If you are a business that sells or purchases goods internationally, understanding Incoterms is important if you:
- want to use these terms in your contracts; or
- are thinking about entering a contract that uses Incoterms.
You should be aware of the characteristics of each Incoterm, so you have a clear idea of:
- when to use the term;
- the transfer of risk between you and the other party; and
- who will be responsible for the various costs in the process.
Without clearly understanding the term you want to use, you risk entering a contract without properly knowing how the goods will be transferred.
How to Use Incoterms in a Contract?
Both parties to a commercial contract can negotiate the terms of the contract, including:
- quantities; or
- specifications of any traded products.
During negotiation, parties can also decide whether they should incorporate an Incoterm in the contract. Incoterms will not apply unless both parties agree to its incorporation in the contract. You should expressly set this out in a written agreement. Make sure you also reference the current version of the terms (currently the Incoterms® 2020) and ensure that none of your contractual clauses conflicts with the Incoterm you use.
Note that Incoterms only deal with the delivery of goods. Your commercial contract should include terms relating to all other aspects of the provision of the goods. You should not infer or assume these terms due to the Incoterms you use.
How Do I Know Which Incoterm to Use?
Each Incoterm is drafted for a specific goods delivery method.
This means that the term you choose depends on:
- the type of goods being delivered (so the details of the size, dimensions and weight of the goods will be relevant); and
- the method of delivery (e.g. whether the goods will be shipped, or fit in an aircraft or container load).
Choosing the Incoterm that best fits your goods and their delivery method is vital. Selecting the wrong term may affect the meaning and interpretation of the contract.
On 1 January 2020, the Incoterms® 2020 came into force, replacing the previous 2010 version. In particular, the new rules:
- accommodate situations where either a seller or a buyer transports goods using their own vehicles or vessels;
- increase a seller's insurance obligations under CIP Incoterms;
- rename the previous Delivered at Terminal (DAT) rules as Delivered at Place Unloaded (DPU);
- require under FCA Incoterms, if agreed, a buyer to instruct a carrier to issue to a seller, at the buyer's cost and risk, a transport document stating that the goods have been loaded (such as a bill of lading with an onboard notation); and
- address transport security-related obligations and associated costs.
It is important to specify the Incoterm's year. Failure to do so may create uncertainty as to which version of the rules applies to your contract.
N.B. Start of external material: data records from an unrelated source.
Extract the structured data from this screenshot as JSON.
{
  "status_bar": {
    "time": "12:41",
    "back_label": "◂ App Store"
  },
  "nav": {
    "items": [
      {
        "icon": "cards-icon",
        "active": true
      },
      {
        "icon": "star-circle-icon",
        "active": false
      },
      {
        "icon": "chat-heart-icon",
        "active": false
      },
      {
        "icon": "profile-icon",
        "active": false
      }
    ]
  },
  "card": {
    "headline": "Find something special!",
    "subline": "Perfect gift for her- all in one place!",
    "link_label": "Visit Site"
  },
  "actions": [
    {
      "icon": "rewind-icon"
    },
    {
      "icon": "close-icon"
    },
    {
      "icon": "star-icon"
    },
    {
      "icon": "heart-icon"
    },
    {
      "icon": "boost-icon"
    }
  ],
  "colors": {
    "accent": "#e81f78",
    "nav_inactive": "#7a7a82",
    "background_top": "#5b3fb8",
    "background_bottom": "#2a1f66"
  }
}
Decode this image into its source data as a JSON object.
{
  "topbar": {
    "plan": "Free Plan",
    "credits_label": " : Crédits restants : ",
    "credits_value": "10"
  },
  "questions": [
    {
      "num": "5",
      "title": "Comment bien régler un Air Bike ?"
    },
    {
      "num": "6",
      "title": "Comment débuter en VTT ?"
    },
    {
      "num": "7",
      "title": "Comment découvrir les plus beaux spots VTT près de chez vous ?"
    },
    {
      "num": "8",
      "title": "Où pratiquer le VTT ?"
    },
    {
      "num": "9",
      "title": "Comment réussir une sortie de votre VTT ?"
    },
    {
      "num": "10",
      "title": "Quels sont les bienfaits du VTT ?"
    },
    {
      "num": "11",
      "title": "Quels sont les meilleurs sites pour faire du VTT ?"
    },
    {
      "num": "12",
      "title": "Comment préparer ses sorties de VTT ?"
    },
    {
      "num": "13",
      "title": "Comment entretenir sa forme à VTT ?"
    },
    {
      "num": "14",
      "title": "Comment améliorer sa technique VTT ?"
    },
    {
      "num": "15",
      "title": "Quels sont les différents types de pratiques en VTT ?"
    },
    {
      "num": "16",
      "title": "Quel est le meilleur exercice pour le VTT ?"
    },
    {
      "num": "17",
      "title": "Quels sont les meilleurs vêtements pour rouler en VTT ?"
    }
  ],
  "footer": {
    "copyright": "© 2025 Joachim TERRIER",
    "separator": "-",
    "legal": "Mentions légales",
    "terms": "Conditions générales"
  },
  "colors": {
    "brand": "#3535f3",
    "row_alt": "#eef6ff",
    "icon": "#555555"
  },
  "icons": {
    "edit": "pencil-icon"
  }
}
What Do Incoterms Exclude?
As discussed above, you should not use Incoterms as the entire basis of the contract. They do not cover details such as:
- the ownership and transfer of the title of the goods;
- vessel requirements;
- force majeure;
- termination or insolvency; or
- the payment process.
On the whole, Incoterms will only apply to your transaction if the parties in the contract agree to its inclusion. Therefore, ensure you choose the appropriate term for your situation and understand what it means. Note that you should not use these terms as a substitute for a written contract as they only deal with the delivery of goods and not payment or costs.